A ministra também pediu desculpas a Fachin, aos demais integrantes da Corte e à população brasileira. Cármen afirmou que gostaria de ter contribuído mais para reduzir as tensões envolvendo o Judiciário.
“Portanto, estou pedindo desculpas ao presidente do Supremo, a todos os colegas, mas ao povo brasileiro, porque realmente queria ter sido melhor em poder ter ajudado a acalmar as coisas e não consegui”, disse.
Sessão histórica
A sessão do STF, considerada histórica, ocorre para analisar o relatório da PF (Polícia Federal) que reúne mensagens e outros registros usados pela corporação para apontar uma relação próxima entre o ministro Alexandre de Moraes e o ex-banqueiro Daniel Vorcaro.
Antes de discutir se o conteúdo justifica a abertura de uma investigação contra Moraes, o plenário deverá se manifestar sobre o pedido da PGR (Procuradoria-Geral da República) para anular o relatório da Polícia Federal.
A Procuradoria argumenta que André Mendonça determinou a produção do documento sem que houvesse pedido prévio do Ministério Público ou da própria PF e sem submeter a medida anteriormente ao plenário.

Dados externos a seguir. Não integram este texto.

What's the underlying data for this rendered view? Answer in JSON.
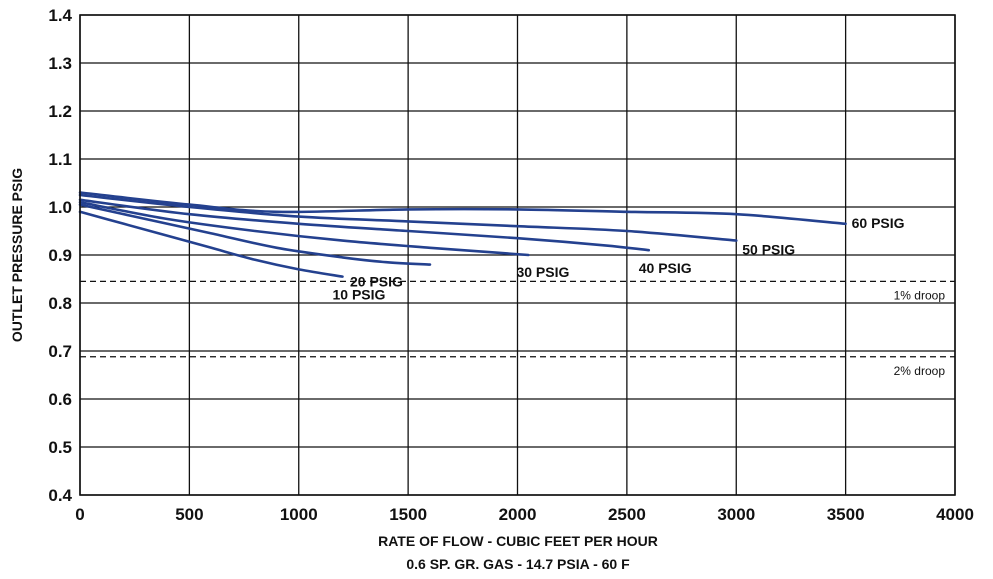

Mesmo se a nulidade for acolhida, há ministros que avaliam que o STF poderá encerrar o caso sem avançar sobre o mérito das mensagens. Outros, porém, entendem que, mesmo nessa hipótese, os elementos já conhecidos podem ser discutidos para decidir se uma nova investigação deve ou não ser aberta.
A sessão desta terça ocorre em meio a uma tensão na Corte, com trocas de ofícios entre ministros, disputa pelo acesso às provas e questionamentos sobre a condução das investigações feitas pelo ministro André Mendonça.

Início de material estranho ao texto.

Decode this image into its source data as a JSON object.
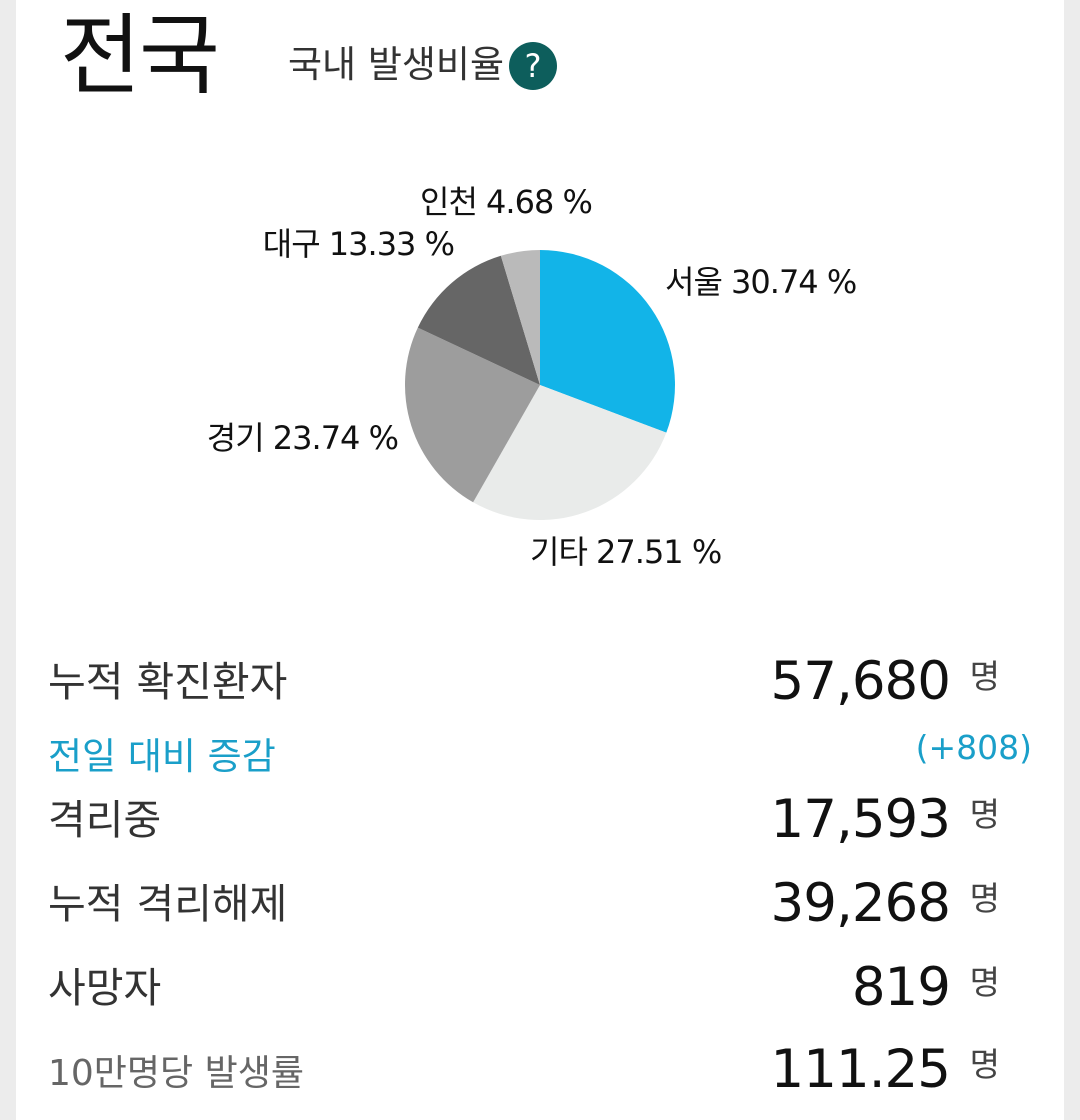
{
  "header": {
    "region": "전국",
    "subtitle": "국내 발생비율",
    "help_glyph": "?"
  },
  "colors": {
    "seoul": "#12b4e8",
    "other": "#e9ebea",
    "gyeonggi": "#9d9d9d",
    "daegu": "#666666",
    "incheon": "#bababa",
    "delta": "#1a9fc9",
    "help_badge": "#0d5e5c"
  },
  "chart_data": {
    "type": "pie",
    "slices": [
      {
        "label": "서울",
        "value": 30.74,
        "display": "서울 30.74 %",
        "color": "#12b4e8"
      },
      {
        "label": "기타",
        "value": 27.51,
        "display": "기타 27.51 %",
        "color": "#e9ebea"
      },
      {
        "label": "경기",
        "value": 23.74,
        "display": "경기 23.74 %",
        "color": "#9d9d9d"
      },
      {
        "label": "대구",
        "value": 13.33,
        "display": "대구 13.33 %",
        "color": "#666666"
      },
      {
        "label": "인천",
        "value": 4.68,
        "display": "인천 4.68 %",
        "color": "#bababa"
      }
    ]
  },
  "stats": {
    "cumulative": {
      "label": "누적 확진환자",
      "value": "57,680",
      "unit": "명"
    },
    "delta": {
      "label": "전일 대비 증감",
      "value": "(+808)"
    },
    "isolating": {
      "label": "격리중",
      "value": "17,593",
      "unit": "명"
    },
    "released": {
      "label": "누적 격리해제",
      "value": "39,268",
      "unit": "명"
    },
    "deaths": {
      "label": "사망자",
      "value": "819",
      "unit": "명"
    },
    "rate": {
      "label": "10만명당 발생률",
      "value": "111.25",
      "unit": "명"
    }
  }
}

Antes da sessão, ministros debateram, internamente, sobre quais documentos deveriam estar disponíveis para análise prévia.
Na segunda (14), a PF informou que entregou cópias dos dados extraídos do aparelho celular apreendido do ex-banqueiro Daniel Vorcaro aos gabinetes dos ministros Alexandre de Moraes, Cristiano Zanin e Gilmar Mendes.
Também na segunda, Mendonça retirou o sigilo de um processo que reúne detalhes sobre a rede de pagamentos de Vorcaro e do Banco Master.